- The Washington Times - Wednesday, March 23, 2005

Honda’s 2005 Odyssey isn’t just a people-hauling minivan. Redesigned and re-engineered for its third generation, the Odyssey sets several minivan “firsts,” including having an engine that automatically shuts off three of its six cylinders to conserve fuel.

The new Odyssey also has fun, innovative features such as a storage area, complete with lazy Susan, built into the floor in the middle of the van.

Pricing for the Odyssey has increased. Starting price for the 2004 Odyssey was $24,980, and now, there’s also an upscale Odyssey model — the 2005 Touring — that has a starting MSRP, including destination charge, of $35,010, which is in the luxury-car range.

Honda officials hope the new Odyssey, which is 2 inches longer than its predecessor and about an inch wider, attracts young, technology-savvy Generation X and Y families.

“In essence, we’ve reset our targets for a new generation of minivan buyers,” said Tom Elliott, executive vice president for automobile operations at American Honda Motor Co. Inc.

No doubt buyers will appreciate that the 2005 Odyssey tops all other minivans in fuel economy.

The rating of 20 miles a gallon in city driving and 28 mpg on the highway, as reported by the U.S. Environmental Protection Agency, comes with the Odyssey’s top engine — a 255-horsepower V-6 with Variable Cylinder Management (VCM) that shuts down cylinders when they’re not needed, such as when the Odyssey is cruising city streets or the highway.

The V-6 with VCM is one of two V-6s offered for the Odyssey this year. Both are 3.5 liters in displacement and put out 255 horses and 250 foot-pounds of torque for good acceleration and commendable passing power. Both also are mated to a five-speed automatic.

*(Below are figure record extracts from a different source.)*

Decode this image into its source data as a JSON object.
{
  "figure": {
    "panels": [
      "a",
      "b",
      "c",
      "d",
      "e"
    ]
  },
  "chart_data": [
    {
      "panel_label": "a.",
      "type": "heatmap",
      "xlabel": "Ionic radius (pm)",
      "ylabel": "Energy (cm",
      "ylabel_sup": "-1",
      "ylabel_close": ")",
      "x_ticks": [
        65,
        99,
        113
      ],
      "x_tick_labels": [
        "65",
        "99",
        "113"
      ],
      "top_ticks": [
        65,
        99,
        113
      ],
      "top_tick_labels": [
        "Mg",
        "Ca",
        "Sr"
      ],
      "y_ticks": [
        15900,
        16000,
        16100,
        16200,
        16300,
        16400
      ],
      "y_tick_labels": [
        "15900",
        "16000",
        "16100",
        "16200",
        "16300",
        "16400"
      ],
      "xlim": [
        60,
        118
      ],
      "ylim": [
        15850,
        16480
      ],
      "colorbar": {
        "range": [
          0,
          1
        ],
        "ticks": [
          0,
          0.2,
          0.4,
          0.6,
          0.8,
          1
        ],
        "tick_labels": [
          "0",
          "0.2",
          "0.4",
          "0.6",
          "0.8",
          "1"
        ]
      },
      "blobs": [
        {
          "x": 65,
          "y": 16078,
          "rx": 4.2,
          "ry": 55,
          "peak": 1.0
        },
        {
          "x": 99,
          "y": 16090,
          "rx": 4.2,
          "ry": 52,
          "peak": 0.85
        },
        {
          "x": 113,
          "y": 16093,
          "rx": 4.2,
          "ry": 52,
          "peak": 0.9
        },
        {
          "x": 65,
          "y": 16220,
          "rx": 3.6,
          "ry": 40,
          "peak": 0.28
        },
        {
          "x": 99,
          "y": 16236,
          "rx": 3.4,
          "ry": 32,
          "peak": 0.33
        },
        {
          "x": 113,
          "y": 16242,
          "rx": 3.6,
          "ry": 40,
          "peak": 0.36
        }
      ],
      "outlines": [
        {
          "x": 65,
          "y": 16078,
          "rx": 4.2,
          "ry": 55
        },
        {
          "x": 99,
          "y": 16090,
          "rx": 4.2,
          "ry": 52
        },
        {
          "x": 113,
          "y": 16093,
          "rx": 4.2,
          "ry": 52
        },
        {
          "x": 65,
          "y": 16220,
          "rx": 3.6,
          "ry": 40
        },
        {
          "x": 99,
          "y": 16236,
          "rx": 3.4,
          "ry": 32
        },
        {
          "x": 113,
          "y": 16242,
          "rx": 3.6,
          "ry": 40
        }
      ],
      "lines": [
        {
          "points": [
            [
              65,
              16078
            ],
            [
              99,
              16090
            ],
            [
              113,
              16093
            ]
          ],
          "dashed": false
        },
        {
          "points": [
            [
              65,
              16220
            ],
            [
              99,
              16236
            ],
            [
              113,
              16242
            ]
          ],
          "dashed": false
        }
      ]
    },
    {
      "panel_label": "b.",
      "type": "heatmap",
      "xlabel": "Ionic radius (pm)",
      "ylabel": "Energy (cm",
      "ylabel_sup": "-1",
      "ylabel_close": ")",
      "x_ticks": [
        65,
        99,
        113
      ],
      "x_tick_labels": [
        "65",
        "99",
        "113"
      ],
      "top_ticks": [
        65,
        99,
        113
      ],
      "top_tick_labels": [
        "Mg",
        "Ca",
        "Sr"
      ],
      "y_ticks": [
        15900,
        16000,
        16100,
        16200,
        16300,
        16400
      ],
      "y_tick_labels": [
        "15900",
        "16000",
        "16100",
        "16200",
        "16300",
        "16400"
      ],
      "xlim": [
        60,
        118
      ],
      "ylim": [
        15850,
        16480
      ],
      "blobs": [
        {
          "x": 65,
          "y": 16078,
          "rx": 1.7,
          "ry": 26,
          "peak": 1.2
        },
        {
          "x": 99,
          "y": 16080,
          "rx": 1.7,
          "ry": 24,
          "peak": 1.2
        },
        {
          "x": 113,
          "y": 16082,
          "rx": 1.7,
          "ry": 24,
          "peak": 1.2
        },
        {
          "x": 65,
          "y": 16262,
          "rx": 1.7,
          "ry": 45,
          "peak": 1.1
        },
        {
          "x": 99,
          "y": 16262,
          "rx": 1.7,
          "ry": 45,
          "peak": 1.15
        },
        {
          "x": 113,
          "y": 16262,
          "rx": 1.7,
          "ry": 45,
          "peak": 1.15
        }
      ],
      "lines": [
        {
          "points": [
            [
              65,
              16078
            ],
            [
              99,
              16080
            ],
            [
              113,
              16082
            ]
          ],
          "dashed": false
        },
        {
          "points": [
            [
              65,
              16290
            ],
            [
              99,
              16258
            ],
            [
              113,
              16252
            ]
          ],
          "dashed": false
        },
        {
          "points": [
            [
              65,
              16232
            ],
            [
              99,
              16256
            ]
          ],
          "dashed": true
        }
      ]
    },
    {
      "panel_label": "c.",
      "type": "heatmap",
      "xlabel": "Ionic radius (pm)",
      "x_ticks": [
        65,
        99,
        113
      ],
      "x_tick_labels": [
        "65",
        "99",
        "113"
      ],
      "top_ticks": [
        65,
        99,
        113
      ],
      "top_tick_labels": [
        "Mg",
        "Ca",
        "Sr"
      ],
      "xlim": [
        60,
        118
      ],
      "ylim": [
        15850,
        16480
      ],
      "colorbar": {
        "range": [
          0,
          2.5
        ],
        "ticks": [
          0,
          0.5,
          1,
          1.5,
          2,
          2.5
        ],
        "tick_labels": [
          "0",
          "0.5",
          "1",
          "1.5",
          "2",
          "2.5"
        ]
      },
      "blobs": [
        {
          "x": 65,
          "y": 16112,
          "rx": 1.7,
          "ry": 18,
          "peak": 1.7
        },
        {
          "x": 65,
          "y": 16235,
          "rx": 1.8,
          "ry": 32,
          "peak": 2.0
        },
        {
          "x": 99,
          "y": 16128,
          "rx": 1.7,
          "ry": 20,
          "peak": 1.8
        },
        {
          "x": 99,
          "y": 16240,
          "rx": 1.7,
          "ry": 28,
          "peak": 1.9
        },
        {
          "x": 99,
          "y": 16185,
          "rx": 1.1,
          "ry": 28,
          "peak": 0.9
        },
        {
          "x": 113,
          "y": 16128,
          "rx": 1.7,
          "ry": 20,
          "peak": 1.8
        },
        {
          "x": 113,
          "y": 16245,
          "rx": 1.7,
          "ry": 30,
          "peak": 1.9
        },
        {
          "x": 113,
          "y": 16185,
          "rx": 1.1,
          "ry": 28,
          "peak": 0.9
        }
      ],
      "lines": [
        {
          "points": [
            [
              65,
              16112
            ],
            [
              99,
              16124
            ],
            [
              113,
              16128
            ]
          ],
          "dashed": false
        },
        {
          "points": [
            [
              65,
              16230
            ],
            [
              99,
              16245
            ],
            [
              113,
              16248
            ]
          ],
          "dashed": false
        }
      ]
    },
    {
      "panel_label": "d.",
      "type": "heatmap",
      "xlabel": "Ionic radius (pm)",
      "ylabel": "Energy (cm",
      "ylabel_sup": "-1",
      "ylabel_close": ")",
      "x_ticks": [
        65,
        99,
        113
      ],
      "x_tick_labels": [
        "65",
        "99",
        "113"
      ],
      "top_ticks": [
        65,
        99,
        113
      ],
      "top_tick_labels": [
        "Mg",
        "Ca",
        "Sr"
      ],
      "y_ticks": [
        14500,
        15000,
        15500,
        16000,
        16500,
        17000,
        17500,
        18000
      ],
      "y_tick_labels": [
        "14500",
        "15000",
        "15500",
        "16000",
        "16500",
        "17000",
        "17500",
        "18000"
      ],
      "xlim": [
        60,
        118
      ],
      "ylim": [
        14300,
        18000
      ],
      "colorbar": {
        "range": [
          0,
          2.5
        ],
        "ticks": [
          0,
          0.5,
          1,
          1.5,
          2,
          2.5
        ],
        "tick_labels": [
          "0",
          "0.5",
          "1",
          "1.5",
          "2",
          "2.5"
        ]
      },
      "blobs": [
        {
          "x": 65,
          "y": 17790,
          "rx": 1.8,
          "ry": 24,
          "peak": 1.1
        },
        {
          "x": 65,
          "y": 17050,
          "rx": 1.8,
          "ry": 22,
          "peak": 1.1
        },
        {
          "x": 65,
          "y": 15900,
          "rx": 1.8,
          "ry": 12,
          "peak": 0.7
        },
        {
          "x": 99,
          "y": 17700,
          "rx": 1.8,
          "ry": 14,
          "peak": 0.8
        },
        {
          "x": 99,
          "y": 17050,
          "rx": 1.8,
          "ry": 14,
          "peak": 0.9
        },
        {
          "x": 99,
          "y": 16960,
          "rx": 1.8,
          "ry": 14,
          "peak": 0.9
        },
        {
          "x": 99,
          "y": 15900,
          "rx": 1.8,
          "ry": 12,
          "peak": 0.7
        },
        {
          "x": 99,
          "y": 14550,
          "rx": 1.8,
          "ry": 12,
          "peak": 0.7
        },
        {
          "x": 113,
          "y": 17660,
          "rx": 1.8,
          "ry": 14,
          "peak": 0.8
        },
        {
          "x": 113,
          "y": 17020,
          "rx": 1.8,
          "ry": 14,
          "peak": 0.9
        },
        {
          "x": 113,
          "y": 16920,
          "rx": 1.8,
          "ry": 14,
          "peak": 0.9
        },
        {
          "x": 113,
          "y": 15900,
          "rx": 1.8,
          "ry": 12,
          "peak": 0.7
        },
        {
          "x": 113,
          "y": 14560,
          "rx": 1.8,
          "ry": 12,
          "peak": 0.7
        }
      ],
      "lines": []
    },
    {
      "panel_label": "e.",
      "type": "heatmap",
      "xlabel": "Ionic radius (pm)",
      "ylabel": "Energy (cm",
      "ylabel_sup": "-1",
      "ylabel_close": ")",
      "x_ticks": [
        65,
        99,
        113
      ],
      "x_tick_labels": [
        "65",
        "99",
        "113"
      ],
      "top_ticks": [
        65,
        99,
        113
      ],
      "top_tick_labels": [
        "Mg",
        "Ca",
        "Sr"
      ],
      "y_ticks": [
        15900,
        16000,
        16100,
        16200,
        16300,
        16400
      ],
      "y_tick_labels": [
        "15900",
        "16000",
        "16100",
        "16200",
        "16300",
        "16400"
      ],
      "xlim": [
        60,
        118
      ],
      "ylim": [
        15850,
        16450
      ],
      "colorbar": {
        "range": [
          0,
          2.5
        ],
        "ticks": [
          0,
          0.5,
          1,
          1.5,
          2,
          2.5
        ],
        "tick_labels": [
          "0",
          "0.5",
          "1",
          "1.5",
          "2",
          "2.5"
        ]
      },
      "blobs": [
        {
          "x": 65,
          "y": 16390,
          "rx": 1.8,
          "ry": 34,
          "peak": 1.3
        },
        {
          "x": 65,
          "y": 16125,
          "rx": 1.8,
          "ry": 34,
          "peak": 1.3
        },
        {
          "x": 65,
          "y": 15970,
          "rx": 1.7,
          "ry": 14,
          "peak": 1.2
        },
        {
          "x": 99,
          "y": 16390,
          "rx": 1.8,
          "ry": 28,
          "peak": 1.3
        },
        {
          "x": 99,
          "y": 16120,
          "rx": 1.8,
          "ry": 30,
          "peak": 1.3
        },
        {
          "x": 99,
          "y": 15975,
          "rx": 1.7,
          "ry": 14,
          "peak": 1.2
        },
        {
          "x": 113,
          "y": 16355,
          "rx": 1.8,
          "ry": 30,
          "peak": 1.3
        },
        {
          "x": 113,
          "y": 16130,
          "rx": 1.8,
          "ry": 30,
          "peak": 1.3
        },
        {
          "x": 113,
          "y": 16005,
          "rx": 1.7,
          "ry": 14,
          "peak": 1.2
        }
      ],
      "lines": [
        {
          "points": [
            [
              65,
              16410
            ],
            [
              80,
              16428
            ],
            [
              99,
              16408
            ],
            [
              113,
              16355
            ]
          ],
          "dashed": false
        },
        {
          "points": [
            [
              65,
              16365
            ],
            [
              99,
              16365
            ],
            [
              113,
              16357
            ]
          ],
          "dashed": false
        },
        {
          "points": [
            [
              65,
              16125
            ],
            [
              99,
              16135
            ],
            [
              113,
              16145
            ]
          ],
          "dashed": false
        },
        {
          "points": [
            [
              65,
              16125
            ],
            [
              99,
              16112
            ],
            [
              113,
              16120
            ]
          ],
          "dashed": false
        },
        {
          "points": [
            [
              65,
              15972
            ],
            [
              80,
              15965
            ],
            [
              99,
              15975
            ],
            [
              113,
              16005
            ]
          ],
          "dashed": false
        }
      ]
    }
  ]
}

Honda’s V-6 with VCM is unlike any powerplant in a production minivan because the engine goes from six to three cylinders and back automatically, based on the power needs — or lack thereof — of the vehicle.

Drivers and passengers can’t really tell when there are three or six cylinders working.

The VCM engine is in upper-level Odysseys — the EX-L and above.

These models also are fitted with Active Noise Control that uses the van’s audio system to effectively cancel noise produced by the imbalanced, three-cylinder engine operation. It manages some road noise, too, and it’s another minivan “first.”

Other technology items in the 2005 Odyssey are a DVD entertainment screen that’s 9 inches — bigger than in many other minivans. The navigation system includes voice recognition, which is a minivan first.

The lazy Susan storage space is in the floor of the second row of the Odyssey and can be used as a hidden beverage cooler or food warmer area, thanks to thermal packs sold as accessories.

The test van was the luxury-appointed, pricey Touring model. Every seat is generously swathed in soft leather that has folds and gathers like seats in a luxury sedan.

I liked the more modern placement of the automatic gear shifter. It’s no longer on the steering column. It’s in the dashboard, to the right of the steering wheel.

Second-row passengers delighted in having separate and comfortable captain’s chairs, instead of a traditional bench seat. For 2005, Honda made the Odyssey seatbacks higher and widened the seat cushions for added comfort.

Meantime, third-row passengers have an easier time getting to their seats because the second-row seats in the new Odyssey slide forward in a fashion similar to what’s found in coupes.

In addition, there are 3 more inches of legroom in the rearmost seats of the 2005 Odyssey.

The new Odyssey is the first from Honda that can carry eight people. The eighth person uses a narrow, pull-up middle seat between the two second-row captain’s chairs.

I tried out the middle seat on a midlevel Odyssey EX and was surprised at the good cushioning provided. This eighth seat has a head restraint and three-point safety belt, too.

Too bad the Odyssey’s power, sliding side doors still poke along when opening and closing and beep annoyingly when you try to open them before undoing the locks.

Steering is improved, giving a more direct and precise feel, and the ride is better, too.

There’s less sense that this tall — more than 6.4-foot — van sways in turns and curves, and the larger tires and retuned suspension handle road bumps well. Much of the time, I didn’t feel anything but a smooth, quiet ride.